Border Patrol Agents at Border Field State Park in Imperial Beach watch over personnel that are reinforcing the border wall with concertina wire.

Border Patrol Agents at Border Field State Park in Imperial Beach watch over personnel that are reinforcing the border wall with concertina wire. Mani Albrecht/CBP

The Border Wall's Return on Investment Is Dubious

Low-skill workers earn one cent in extra income for every 19 cents the government spends on walling off Mexico.

Donald Trump can’t wait to build border walls between the U.S. and Mexico. He wants to spend $5 billion, and recently said he’s prepared to shut down the government to force Congress to approve the cost.

Walling off the border will help prevent immigrants from taking American workers’ jobs and lowering their wages, anti-immigration advocates argue. But research shows that economic losses are greater when those workers are kept out.

Researchers at Stanford University and Dartmouth College just released a detailed analysis of the return on investment of border barriers. The calculated benefits, published by the National Bureau of Economic Research: Low-skill workers earn one cent in extra income for every 19 cents the government spends on walling off Mexico.
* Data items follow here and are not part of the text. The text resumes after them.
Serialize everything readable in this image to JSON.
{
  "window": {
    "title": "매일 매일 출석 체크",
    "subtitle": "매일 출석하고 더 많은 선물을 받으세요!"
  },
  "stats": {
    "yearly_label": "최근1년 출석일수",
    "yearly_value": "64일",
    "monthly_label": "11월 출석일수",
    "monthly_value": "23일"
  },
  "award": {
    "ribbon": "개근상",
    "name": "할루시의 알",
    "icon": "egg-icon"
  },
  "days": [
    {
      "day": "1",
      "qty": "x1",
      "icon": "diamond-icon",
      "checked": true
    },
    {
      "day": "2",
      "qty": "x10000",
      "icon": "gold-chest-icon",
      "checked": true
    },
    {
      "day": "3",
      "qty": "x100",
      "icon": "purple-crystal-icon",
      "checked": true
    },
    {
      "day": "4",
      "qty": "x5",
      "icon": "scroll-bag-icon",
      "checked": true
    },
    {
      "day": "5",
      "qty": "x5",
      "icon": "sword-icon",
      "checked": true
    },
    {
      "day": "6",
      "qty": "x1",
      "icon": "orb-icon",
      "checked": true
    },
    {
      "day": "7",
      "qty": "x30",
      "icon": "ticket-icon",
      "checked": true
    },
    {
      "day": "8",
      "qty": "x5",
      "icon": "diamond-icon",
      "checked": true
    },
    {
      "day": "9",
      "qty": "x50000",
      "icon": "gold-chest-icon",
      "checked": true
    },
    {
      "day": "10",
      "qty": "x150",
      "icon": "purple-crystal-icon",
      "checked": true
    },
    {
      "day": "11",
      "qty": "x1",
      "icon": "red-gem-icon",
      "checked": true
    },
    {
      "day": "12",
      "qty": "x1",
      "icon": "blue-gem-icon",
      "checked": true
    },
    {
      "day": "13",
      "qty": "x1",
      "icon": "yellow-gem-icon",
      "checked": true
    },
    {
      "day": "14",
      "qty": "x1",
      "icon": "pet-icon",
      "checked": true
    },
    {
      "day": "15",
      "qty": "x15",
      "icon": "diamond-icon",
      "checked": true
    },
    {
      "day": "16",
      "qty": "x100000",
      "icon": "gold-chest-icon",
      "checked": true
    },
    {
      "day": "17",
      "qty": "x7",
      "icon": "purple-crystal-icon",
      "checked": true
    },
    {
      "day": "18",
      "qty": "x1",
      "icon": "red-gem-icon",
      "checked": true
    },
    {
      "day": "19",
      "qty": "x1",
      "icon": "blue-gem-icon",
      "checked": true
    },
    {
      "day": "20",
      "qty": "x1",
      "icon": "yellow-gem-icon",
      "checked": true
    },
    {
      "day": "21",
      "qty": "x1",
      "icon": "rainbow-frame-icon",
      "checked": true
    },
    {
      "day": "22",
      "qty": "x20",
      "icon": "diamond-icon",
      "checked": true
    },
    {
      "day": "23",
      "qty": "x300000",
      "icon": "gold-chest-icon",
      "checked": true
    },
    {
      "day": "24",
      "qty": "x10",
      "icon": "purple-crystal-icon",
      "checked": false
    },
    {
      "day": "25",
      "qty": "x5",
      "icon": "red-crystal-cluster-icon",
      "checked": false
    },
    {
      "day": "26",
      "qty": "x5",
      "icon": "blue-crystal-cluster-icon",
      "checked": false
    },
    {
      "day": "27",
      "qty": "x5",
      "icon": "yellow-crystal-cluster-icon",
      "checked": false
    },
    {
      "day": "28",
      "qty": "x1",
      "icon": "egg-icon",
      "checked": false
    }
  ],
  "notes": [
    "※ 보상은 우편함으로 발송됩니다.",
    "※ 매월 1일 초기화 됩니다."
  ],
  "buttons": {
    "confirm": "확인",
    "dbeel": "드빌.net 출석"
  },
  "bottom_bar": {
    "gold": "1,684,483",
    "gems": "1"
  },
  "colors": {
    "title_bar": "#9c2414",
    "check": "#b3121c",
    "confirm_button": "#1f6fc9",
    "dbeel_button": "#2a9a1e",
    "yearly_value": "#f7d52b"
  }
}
Their findings are based on an analysis of the effects of the Secure Fence Act of 2006, which provided funding to erect 548 miles of border barriers between 2007 and 2010 at a cost of $2.3 billion or $7 per person in the U.S. The fencing had the intended effect of curbing immigration, but barely improved salaries for low-skill workers. The economists calculate it reduced the number of Mexican workers in the U.S. by 82,647; incomes for the low-skill workers on the American side inched up by 36 cents a year.

“This paltry effect turns out to be the largest positive benefit of the Secure Fence Act, as all other groups of workers were harmed,” they write. (For example, the effects of the barriers shaved $4.35 off high-skill workers’ per capita income.)

Overall, reducing Mexican workers cost the U.S. economy $2.5 billion—or $30,000 per missing Mexican worker. Mexico, meanwhile, saw a $1.2 billion GDP thanks to the workers it gained.